Para Chufarov, que conquistou três medalhas de ouro na Copa do Mundo de Manchester no ano passado, quinze anos depois de suas duas medalhas paraolímpicas em Pequim 2008, o inferno que viveu em Mariupol, que caiu nas mãos da Rússia em maio de 2022, teve "um impacto enorme em na saúde.

“Durante esse período, todos os nossos pensamentos estavam voltados para a sobrevivência”, diz o nadador. “Aqueles de nós que conseguiram sobreviver tornaram-se pessoas diferentes de quem éramos, isso não pode mais mudar”, lamenta.

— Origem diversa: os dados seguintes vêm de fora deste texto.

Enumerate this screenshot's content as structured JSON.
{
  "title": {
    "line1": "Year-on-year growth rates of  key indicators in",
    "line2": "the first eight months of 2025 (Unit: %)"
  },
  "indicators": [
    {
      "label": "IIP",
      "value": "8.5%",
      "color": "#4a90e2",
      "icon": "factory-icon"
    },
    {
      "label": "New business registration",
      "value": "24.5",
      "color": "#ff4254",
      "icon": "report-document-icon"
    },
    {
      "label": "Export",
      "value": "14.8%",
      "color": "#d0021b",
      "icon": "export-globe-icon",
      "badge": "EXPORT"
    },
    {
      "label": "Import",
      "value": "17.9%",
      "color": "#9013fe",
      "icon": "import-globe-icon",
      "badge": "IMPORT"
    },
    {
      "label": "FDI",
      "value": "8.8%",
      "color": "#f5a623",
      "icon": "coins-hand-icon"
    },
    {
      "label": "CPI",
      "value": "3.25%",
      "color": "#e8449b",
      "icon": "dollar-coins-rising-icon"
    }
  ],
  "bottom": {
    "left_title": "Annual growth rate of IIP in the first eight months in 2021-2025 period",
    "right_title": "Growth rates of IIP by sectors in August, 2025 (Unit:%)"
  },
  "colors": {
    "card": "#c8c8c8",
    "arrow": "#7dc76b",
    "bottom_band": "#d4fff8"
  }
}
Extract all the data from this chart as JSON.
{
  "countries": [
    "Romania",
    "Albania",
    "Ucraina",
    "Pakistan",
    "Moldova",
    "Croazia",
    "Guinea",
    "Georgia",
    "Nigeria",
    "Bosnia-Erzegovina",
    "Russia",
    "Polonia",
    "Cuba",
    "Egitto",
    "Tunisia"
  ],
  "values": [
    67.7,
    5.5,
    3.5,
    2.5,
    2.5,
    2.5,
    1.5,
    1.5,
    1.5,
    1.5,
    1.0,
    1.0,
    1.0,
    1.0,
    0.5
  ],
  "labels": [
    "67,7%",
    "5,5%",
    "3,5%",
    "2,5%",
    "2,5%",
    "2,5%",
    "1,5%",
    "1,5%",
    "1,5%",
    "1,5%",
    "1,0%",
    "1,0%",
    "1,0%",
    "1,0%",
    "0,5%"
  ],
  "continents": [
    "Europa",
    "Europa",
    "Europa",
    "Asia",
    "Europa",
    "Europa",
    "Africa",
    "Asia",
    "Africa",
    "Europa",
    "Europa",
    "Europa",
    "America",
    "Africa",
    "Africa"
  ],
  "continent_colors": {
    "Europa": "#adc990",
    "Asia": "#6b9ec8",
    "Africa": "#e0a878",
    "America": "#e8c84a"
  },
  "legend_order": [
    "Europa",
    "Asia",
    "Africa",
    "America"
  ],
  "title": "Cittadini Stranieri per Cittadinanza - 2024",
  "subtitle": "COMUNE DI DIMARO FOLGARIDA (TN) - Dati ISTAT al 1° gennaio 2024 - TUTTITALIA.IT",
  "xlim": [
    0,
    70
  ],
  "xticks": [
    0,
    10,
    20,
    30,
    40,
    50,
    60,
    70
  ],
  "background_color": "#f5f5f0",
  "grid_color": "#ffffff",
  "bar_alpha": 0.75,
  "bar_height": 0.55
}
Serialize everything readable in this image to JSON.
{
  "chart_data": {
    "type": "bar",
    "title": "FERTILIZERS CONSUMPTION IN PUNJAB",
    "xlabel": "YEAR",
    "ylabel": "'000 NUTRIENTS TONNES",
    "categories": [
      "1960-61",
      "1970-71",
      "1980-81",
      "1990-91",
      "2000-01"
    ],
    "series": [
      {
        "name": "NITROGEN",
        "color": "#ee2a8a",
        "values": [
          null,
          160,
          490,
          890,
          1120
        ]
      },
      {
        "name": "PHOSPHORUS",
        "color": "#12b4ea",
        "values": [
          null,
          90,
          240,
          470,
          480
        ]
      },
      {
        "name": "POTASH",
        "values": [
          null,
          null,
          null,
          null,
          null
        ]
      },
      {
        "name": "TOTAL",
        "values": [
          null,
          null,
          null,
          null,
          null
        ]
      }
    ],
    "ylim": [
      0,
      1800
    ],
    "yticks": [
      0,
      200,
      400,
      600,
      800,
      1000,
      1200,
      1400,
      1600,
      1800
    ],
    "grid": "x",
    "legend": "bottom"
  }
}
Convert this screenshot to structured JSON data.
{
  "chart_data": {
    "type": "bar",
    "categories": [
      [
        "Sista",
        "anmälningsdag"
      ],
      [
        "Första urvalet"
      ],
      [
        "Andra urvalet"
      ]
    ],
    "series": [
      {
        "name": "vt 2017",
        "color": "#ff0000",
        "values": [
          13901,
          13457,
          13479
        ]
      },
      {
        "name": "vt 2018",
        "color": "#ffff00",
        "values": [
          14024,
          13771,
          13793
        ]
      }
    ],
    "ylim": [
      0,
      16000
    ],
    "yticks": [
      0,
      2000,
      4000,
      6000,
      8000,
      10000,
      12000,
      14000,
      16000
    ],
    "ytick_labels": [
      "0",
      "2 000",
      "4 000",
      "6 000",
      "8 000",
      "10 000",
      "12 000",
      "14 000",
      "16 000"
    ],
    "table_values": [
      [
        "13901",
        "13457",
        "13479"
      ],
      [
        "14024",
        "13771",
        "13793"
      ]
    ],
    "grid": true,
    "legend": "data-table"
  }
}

Segundo as autoridades ucranianas, o cerco a Mariupol (de fevereiro a maio de 2022), uma grande cidade portuária atualmente sob controle russo, causou pelo menos 25 mil mortes.

“Ao stress e à sobrecarga mental somaram-se a falta de sono, a falta de comida e de água potável”, explica este jovem de trinta anos, que acabou por se mudar para o sul da Ucrânia com a mulher. Lá ele passou seis meses sem treinar. “Parecia que não fazia mais sentido”, diz ele.

Lágrimas e medalhas
E mesmo longe de Mariupol, a guerra continuou a perturbar o seu treino.

“Os frequentes ataques aéreos e mísseis às vezes tornavam impossível ir à piscina ou à academia”, diz ele.

Andrei Demchuk, campeão paraolímpico de esgrima em cadeira de rodas no Rio 2016, optou por deixar a Ucrânia e se estabelecer em Varsóvia, capital da vizinha Polônia. O especialista no sabre de 36 anos contribuiu à sua maneira para o esforço de guerra, participando de conversas com soldados que sofreram mutilações ou ferimentos significativos após a passagem pelo front.

“Em primeiro lugar, estive lá para comunicar e tentar ganhar a confiança dos soldados, para que pudessem falar comigo sobre amputação, próteses, esporte”, disse à AFP. “Na minha opinião, o maior problema que os soldados amputados têm de enfrentar é compreender que podem continuar a viver e que podem ter uma vida quase sem problemas”, afirma o esgrimista, que pretende participar no Campeonato da Europa em março, em França.

“A guerra acrescenta um contexto emocional” às competições, observa. “Quase toda medalha vem com lágrimas porque você percebe que muitos de seus entes próximos e amigos não verão aquela vitória e não poderão comemorá-la com você”, emociona-se.

“Todas as vitórias são boas para a Ucrânia agora, tanto na linha da frente como no mundo do desporto”, conclui.